2. The protective device for mine rescue as described in claim 1, characterized in that: The protective goggles (1) have a tightening strap (12) made of elastic material in the middle of one end. The protective goggles (1) have a frame for fixing the protective lens (2) inside. The temperature sensor (3) is fixedly installed inside the protective goggles (1). The protective lens (2) has a ventilation hole (13) that penetrates the protective goggles (1) on the inner side.

3. A protective device for mine rescue as described in claim 2, characterized in that: The enclosed partition (4) includes an electric telescopic rod (41) connected to a micro control unit and an movable isolation plate (42). The electric telescopic rod (41) is fixedly installed inside the protective goggles (1), and an isolation plate (42) that moves inside the protective goggles (1) is fixedly installed at one end of the electric telescopic rod (41).

4. A protective device for mine rescue as described in claim 3, characterized in that: The guide plate (6) is inserted into the inside of the protective goggles (1). The guide plate (6) has several air ducts (11) for gas conduction. The purification filter cloth (5) is located at the top of the air ducts (11). The purification filter cloth (5) is located between the isolation plate (42) and the guide plate (6).
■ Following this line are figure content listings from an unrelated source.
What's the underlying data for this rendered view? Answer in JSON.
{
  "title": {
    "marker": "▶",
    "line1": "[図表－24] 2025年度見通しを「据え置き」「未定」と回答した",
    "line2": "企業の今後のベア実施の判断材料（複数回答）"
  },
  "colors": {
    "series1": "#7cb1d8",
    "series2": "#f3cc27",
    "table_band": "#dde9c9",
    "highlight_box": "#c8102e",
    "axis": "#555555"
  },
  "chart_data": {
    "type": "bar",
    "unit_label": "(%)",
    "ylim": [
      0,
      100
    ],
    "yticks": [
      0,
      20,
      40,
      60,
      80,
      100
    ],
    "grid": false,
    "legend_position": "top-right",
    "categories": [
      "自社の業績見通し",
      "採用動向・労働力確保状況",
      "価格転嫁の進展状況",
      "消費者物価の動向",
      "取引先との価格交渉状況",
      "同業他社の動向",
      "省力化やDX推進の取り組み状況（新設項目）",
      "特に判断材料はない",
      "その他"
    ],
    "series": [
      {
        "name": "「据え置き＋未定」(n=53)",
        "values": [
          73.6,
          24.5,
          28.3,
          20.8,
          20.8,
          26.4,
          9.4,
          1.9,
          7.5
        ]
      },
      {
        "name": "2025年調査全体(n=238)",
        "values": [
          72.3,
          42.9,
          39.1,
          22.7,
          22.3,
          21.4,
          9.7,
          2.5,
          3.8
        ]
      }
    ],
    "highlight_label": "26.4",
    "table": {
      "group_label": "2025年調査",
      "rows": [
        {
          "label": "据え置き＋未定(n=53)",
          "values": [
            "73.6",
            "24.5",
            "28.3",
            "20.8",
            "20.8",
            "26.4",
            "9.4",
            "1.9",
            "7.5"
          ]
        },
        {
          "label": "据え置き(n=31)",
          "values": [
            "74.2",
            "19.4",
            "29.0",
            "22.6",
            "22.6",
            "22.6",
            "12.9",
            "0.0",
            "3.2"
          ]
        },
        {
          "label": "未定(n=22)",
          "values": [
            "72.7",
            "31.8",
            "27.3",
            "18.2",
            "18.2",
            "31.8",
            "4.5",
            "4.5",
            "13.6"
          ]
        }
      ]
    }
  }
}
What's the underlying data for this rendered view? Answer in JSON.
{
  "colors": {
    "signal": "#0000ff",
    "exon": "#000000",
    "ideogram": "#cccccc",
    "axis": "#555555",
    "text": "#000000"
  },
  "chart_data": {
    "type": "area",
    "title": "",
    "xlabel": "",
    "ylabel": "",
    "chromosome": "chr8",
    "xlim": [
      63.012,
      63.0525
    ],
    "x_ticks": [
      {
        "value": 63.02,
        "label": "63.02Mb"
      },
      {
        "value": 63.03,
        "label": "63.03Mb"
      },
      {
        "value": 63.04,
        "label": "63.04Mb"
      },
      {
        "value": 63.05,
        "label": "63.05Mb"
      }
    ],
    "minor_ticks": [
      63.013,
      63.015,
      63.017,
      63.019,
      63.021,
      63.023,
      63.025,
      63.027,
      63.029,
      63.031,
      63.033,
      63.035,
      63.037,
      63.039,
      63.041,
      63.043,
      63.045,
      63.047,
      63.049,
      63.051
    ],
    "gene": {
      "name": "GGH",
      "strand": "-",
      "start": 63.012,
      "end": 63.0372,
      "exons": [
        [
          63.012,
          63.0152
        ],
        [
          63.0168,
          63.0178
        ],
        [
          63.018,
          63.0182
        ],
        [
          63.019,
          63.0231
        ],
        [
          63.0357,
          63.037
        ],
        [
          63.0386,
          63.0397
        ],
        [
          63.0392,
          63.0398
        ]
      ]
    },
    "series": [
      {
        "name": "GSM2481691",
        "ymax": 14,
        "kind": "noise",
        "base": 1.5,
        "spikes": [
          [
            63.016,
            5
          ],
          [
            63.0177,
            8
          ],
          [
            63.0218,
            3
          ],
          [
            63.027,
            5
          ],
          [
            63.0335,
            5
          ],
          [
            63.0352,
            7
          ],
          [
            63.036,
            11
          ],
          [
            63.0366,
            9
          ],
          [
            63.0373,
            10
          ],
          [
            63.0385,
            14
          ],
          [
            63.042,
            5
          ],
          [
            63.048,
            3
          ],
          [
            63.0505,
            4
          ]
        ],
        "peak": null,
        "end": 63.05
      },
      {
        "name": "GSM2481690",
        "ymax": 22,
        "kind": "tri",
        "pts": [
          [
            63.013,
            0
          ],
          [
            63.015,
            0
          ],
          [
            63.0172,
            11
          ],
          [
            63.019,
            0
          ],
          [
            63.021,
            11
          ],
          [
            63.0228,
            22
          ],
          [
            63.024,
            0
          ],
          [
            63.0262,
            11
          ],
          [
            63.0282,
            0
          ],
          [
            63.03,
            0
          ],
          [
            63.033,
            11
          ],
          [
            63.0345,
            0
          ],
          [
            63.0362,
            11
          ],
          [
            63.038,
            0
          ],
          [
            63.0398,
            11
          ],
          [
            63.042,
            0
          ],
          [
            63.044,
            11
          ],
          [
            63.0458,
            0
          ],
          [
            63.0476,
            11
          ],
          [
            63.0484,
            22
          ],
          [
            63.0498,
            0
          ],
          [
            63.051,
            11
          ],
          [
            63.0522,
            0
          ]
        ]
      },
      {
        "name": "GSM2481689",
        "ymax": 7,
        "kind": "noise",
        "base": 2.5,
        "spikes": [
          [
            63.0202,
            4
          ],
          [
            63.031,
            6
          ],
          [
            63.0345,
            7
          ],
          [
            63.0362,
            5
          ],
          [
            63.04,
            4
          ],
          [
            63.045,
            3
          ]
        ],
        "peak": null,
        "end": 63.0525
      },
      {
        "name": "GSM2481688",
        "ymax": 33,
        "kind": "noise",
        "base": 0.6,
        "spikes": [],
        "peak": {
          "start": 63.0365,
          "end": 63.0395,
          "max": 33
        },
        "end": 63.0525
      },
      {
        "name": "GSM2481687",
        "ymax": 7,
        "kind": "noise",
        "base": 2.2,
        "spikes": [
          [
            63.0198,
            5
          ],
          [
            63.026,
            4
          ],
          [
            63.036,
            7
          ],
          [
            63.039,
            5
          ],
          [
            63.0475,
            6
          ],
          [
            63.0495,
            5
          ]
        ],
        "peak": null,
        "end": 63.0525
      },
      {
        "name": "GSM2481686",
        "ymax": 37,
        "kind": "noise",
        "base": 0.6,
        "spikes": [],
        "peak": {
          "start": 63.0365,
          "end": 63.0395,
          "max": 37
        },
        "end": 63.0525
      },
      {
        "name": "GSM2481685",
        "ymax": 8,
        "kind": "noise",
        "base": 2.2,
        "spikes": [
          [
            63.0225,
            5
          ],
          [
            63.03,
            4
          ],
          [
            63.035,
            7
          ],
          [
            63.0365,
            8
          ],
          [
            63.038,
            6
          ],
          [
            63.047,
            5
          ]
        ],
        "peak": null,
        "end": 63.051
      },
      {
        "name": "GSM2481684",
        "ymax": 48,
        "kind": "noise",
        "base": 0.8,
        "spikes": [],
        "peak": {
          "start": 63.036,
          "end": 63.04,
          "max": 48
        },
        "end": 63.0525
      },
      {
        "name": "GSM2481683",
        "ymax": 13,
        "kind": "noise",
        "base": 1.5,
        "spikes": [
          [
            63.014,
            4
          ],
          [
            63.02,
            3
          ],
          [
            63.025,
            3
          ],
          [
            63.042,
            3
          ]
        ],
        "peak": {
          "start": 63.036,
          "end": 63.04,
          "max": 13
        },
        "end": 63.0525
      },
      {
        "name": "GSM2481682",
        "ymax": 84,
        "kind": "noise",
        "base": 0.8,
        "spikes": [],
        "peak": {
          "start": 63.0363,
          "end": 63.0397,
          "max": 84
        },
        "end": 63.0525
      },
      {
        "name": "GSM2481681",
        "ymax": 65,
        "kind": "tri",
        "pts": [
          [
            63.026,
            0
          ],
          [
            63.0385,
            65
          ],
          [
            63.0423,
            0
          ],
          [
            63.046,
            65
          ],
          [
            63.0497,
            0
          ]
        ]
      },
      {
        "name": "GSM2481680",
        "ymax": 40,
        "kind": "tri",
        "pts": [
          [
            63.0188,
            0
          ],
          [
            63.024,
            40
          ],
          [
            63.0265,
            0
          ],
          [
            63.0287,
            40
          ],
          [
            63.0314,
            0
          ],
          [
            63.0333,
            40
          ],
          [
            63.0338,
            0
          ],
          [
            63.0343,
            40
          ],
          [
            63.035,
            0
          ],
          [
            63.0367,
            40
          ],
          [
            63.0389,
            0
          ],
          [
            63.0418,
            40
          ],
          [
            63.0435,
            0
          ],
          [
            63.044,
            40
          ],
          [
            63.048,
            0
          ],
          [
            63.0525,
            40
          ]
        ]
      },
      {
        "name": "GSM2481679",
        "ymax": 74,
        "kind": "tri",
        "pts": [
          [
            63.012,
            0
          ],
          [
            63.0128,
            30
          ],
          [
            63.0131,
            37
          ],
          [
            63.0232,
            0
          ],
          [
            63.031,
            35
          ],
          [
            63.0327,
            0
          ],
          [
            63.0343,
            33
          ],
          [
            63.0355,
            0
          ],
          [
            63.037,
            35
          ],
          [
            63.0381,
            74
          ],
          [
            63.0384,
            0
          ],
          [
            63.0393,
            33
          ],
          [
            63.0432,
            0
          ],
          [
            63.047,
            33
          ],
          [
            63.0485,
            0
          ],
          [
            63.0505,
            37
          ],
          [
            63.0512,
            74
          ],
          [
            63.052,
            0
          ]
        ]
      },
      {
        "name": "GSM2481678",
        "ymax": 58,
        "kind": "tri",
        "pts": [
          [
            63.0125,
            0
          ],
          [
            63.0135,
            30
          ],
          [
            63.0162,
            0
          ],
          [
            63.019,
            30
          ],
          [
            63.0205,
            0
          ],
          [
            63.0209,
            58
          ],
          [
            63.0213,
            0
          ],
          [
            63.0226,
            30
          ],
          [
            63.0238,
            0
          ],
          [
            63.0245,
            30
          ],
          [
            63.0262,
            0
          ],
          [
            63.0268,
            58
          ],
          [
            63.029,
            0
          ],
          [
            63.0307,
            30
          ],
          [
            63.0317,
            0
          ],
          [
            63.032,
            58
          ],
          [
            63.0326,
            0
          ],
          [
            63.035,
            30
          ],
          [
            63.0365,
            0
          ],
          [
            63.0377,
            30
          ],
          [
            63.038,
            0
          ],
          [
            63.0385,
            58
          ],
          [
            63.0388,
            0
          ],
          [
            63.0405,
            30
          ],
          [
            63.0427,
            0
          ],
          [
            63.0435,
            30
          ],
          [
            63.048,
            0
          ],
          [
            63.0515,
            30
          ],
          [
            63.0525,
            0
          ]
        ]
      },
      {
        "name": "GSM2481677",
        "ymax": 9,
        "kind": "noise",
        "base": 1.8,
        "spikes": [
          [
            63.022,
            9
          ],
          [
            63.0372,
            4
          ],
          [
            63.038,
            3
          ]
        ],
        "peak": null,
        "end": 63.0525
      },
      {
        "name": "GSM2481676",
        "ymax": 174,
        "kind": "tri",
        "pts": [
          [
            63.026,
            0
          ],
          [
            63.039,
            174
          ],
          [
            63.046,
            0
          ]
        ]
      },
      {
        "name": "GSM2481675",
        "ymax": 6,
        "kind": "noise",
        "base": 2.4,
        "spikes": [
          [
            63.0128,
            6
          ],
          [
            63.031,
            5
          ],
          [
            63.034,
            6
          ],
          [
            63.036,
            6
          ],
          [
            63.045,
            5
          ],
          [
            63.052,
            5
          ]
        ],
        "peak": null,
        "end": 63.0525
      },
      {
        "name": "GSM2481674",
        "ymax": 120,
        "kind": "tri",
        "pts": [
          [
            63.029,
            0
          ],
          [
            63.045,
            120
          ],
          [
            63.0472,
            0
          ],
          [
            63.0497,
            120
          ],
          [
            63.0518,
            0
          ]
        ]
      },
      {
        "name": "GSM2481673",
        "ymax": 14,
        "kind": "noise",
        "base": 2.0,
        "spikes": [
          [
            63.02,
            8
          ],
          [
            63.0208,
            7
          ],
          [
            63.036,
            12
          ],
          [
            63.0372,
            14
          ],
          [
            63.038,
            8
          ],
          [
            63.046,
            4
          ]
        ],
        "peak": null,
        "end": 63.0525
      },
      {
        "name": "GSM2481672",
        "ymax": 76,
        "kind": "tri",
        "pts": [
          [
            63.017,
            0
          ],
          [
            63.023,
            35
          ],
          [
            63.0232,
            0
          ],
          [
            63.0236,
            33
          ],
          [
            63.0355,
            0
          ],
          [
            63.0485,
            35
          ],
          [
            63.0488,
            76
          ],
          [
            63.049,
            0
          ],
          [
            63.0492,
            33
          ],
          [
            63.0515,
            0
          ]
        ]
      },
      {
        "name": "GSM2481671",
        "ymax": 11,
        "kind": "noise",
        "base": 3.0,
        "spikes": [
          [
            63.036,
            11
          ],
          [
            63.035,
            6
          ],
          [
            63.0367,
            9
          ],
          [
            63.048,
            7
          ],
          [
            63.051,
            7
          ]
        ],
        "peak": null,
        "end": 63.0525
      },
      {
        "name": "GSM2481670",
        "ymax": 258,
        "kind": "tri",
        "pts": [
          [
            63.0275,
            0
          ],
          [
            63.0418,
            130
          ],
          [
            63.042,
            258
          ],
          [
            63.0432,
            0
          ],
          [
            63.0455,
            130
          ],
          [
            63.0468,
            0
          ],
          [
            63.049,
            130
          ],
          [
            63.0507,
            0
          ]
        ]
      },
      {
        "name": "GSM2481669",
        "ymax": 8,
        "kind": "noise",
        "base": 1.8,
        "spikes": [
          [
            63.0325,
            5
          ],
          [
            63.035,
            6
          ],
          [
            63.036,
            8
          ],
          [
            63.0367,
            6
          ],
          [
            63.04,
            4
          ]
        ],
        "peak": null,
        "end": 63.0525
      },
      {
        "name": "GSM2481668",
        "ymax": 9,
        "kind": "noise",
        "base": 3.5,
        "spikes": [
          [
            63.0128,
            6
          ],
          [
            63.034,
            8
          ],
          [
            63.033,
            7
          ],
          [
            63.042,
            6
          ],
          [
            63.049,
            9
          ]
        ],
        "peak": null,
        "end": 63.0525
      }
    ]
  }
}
The air ducts (11) and the ventilation holes (13) are connected.

5. A protective device for mine rescue as described in claim 4, characterized in that: The fastening piece (7) is made of elastic metal material and is fastened inside the protective goggles (1).

6. A protective device for mine rescue as described in claim 5, characterized in that: The sealing gasket (8) is larger than the size of the isolation sheet (42), and the sealing gasket (8) is located inside the protective goggles (1).

7. A protective device for mine rescue as described in claim 6, characterized in that: The air chamber (9) and the air guide groove (10) are opened inside the protective goggles (1). The air guide groove (10) and the air guide hole (11) are connected. The air guide groove (10) is located below the purification filter cloth (5).